Every verdict CallerSift returns leans on a deceptively simple question: what kind of line is this number? Not who owns it, not what they want, just what the line physically and commercially is. It turns out that one attribute separates real callers from manufactured ones better than anything else you can learn in half a second.
Here is the field guide.
Mobile
A number provisioned by a wireless carrier for a handset. The overwhelming majority of genuine consumer calls in pay-per-call arrive from mobile lines, for the obvious reason: real people call from the phone in their hand.

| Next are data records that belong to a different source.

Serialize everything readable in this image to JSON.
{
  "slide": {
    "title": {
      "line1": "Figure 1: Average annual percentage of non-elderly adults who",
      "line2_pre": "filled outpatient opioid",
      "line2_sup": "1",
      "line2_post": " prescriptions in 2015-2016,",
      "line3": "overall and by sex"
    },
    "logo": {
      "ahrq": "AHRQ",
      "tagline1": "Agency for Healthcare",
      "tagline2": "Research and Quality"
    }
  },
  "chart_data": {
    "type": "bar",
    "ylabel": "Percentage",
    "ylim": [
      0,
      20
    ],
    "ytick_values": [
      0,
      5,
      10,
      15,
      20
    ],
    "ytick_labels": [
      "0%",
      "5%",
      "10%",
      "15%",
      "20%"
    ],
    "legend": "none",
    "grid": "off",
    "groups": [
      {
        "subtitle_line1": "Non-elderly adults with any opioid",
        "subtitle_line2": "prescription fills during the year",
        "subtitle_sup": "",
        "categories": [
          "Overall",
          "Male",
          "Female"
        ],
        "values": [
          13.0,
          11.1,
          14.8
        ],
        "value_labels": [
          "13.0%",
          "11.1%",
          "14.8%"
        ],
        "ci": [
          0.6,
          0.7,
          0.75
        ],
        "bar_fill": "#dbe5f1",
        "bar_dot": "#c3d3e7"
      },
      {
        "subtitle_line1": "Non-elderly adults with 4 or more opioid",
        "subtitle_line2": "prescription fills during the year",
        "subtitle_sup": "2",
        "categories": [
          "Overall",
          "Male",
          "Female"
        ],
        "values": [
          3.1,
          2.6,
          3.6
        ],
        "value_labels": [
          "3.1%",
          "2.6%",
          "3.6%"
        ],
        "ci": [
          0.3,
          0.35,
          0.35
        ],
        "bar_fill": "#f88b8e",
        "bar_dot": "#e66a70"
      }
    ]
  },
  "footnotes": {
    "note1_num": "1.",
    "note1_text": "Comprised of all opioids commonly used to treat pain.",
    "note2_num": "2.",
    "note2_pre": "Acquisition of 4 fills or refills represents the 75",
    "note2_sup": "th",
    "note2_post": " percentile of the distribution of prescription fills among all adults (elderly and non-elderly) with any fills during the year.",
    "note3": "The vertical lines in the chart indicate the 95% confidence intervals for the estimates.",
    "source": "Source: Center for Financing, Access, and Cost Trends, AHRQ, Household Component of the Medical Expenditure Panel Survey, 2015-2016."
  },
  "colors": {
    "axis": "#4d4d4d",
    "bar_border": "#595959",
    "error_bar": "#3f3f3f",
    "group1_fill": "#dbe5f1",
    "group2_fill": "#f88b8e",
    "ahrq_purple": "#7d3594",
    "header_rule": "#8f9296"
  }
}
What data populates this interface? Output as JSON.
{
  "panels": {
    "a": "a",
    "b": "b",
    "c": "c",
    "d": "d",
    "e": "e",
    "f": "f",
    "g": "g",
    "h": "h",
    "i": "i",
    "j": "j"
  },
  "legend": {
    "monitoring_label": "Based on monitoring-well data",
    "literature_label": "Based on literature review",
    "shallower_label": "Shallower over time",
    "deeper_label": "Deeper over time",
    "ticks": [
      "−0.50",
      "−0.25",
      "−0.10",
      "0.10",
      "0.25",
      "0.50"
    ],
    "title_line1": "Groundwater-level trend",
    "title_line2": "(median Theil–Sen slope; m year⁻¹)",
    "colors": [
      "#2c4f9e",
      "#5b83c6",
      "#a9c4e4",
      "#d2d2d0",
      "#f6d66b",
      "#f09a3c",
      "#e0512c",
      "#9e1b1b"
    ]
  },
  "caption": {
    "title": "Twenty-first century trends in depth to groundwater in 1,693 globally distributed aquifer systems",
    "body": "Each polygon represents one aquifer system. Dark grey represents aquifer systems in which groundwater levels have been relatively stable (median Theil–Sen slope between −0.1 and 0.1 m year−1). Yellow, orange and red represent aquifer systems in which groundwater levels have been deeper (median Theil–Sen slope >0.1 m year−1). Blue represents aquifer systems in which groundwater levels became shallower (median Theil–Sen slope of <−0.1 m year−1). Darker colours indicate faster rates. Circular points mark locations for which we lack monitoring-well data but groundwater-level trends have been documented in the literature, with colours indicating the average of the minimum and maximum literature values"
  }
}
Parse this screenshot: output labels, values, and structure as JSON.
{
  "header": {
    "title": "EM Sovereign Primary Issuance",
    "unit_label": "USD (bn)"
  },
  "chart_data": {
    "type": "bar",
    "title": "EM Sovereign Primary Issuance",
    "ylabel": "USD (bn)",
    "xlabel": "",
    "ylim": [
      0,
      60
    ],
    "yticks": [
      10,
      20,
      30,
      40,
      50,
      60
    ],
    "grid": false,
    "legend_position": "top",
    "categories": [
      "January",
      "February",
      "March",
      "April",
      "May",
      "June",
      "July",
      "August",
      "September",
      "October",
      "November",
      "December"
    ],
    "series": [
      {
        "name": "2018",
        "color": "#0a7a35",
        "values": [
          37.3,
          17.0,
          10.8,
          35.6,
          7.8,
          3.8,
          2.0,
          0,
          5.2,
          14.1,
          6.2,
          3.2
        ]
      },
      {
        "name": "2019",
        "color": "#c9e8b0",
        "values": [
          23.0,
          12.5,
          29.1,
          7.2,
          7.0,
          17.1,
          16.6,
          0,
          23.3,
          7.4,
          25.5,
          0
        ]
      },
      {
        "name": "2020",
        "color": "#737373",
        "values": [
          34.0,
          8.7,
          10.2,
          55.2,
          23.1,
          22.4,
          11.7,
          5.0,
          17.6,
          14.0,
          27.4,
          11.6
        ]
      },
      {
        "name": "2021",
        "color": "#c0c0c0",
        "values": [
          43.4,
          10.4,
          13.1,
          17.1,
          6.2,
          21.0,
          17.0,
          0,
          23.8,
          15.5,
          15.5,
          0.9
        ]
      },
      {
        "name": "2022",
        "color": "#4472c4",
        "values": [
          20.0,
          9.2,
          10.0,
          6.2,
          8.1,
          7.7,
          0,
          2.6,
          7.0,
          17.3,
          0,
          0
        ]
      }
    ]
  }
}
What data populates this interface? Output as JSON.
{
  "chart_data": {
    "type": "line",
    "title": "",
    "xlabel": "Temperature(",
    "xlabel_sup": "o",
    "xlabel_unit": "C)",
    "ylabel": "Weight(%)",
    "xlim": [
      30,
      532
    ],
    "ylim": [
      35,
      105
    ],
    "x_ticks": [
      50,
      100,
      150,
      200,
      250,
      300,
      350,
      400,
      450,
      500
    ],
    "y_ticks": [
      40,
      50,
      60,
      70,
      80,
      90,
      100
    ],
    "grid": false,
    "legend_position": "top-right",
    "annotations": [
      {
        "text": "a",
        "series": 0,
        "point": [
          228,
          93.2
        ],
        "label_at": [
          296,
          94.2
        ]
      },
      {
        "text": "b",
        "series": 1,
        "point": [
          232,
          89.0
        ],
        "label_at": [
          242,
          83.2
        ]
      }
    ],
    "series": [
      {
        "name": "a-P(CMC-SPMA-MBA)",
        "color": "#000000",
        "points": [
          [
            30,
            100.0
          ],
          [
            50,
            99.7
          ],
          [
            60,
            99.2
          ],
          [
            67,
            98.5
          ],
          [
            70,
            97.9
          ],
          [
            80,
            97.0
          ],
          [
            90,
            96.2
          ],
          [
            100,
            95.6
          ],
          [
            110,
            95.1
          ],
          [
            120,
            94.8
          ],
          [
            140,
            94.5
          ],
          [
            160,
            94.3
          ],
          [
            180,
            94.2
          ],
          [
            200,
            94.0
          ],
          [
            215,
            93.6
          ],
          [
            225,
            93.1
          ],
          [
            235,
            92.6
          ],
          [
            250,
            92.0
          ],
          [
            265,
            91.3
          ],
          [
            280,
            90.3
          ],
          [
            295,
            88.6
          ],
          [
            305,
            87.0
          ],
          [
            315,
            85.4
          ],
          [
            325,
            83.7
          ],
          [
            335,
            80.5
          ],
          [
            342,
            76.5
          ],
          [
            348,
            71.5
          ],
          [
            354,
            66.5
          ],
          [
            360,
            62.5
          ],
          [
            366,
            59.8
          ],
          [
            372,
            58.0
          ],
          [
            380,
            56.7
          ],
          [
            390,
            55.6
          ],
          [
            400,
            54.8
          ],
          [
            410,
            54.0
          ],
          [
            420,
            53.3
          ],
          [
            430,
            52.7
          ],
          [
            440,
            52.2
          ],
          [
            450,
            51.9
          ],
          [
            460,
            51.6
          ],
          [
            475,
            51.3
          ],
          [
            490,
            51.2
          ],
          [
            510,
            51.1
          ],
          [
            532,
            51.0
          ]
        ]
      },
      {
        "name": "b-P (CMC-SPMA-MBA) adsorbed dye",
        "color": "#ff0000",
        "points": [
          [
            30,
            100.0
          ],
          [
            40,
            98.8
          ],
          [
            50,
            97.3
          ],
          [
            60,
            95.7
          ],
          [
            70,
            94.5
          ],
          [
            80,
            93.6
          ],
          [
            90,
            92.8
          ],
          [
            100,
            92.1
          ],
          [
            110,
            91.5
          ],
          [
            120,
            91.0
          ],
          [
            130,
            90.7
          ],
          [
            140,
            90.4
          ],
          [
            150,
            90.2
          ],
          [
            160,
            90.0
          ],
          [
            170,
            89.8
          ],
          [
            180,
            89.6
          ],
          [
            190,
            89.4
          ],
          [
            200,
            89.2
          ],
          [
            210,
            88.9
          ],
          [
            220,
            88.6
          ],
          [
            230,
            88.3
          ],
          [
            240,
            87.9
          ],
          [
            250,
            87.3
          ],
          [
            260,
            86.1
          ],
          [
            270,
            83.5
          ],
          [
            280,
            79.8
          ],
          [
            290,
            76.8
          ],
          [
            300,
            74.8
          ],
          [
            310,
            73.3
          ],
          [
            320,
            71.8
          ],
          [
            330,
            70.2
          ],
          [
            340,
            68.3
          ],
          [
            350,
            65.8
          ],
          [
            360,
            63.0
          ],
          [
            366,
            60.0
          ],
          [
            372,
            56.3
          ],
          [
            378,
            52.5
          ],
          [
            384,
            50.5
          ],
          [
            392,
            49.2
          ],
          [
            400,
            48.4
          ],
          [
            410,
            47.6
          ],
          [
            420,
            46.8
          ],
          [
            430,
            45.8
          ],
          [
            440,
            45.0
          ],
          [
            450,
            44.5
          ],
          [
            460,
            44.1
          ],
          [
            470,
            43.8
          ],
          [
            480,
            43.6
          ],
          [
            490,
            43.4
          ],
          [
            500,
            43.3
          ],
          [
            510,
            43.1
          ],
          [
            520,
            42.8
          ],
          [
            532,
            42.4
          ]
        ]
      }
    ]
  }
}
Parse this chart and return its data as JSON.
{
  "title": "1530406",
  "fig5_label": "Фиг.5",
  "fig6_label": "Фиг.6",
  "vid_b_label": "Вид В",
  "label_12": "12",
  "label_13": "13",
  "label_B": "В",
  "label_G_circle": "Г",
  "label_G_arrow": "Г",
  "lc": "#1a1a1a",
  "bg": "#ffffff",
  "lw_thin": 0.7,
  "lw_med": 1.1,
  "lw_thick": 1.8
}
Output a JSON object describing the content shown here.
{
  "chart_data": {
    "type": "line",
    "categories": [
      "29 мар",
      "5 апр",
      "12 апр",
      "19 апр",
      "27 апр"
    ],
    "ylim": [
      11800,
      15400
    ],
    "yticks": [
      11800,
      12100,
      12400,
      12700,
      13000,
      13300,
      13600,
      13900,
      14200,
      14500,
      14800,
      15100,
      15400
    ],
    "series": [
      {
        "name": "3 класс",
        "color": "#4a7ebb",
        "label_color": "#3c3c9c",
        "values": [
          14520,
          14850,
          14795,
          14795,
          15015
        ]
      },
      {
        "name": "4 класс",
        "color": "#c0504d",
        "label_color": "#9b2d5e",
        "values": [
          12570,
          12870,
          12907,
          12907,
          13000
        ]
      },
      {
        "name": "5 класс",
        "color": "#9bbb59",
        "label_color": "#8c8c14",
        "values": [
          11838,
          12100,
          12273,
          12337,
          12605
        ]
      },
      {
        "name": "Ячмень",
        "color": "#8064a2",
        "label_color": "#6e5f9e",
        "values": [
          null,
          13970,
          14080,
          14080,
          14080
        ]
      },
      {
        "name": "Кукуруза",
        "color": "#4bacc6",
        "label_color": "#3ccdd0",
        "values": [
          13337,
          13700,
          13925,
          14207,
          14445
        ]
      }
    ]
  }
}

Mobile numbers are attached to carrier accounts, which cost money and require some form of identity. That friction is exactly what fraud avoids, so mobile lines carry the strongest presumption of a human on the other end.
Landline
A traditional wireline number tied to a physical address. Rarer every year, but still a meaningful slice of traffic in older demographics and rural markets, and about as hard to fake as a street address. A landline caller asking about final expense insurance is about the most organic thing that can happen to a campaign.
Fixed VoIP
A VoIP line anchored to a registered business or residential account: think office phone systems, cable-bundle home phones, hosted PBXs. The number lives in software, but there is an account, an address, and a paying customer behind it.
Fixed VoIP is mostly legitimate. It is how businesses call you. In consumer campaigns it shows up less often, and context matters more, which is why a verdict weighs it rather than sentencing it.
Non-fixed VoIP
A number that exists purely in software with no physical anchor and, typically, no verified identity. This is the native habitat of burner apps: TextNow, Google Voice, Talkatone, and every disposable-number service you have never heard of.
Non-fixed VoIP is not automatically a criminal. It is, however, the line type of choice for incentive fraud, dialer farms, and promo abuse, because numbers cost nothing and rotate freely. In pay-per-call screening it is the highest-risk classification by a wide margin, and it is the reason line type screening works at all: a burner can change its number all day, but it cannot change what the number is.
Toll-free
An 8xx number calling you inbound is an oddity. Consumers do not dial out from toll-free lines; call centers, resellers, and spoofing setups do. Real prospect traffic from toll-free origins rounds to zero, which makes it an easy read.
Where the false positives hide
Line type is strong signal, not gospel, and honest screening admits it:
- Some real people run their lives on Google Voice numbers, especially the privacy-conscious ones.
- Small businesses call from fixed VoIP constantly, which matters if your campaign wants business callers.
- Number porting means a line's history can straddle categories; carrier intelligence reflects the current classification, which is the one that matters.
This is why CallerSift shows you the reason behind every verdict in the lookups table, and why the verdict logic treats line type as the anchor of a decision rather than the whole decision. When a blocked caller turns out to be your one legitimate Google Voice customer, you can see exactly why it happened instead of arguing with a black box.
Reading your own mix
Pull up your lookups view and look at the line-type spread per source. Clean consumer traffic is unmistakable: a tall mobile bar, a modest landline bar, a sliver of everything else. A source shipping you 25 percent non-fixed VoIP is not reaching a different audience, it is manufacturing one.
That is the whole trick. You cannot interview every caller in half a second, but you can know what kind of line they chose to call you from, and that choice is rarely an accident. Run your traffic through it and see your own spread.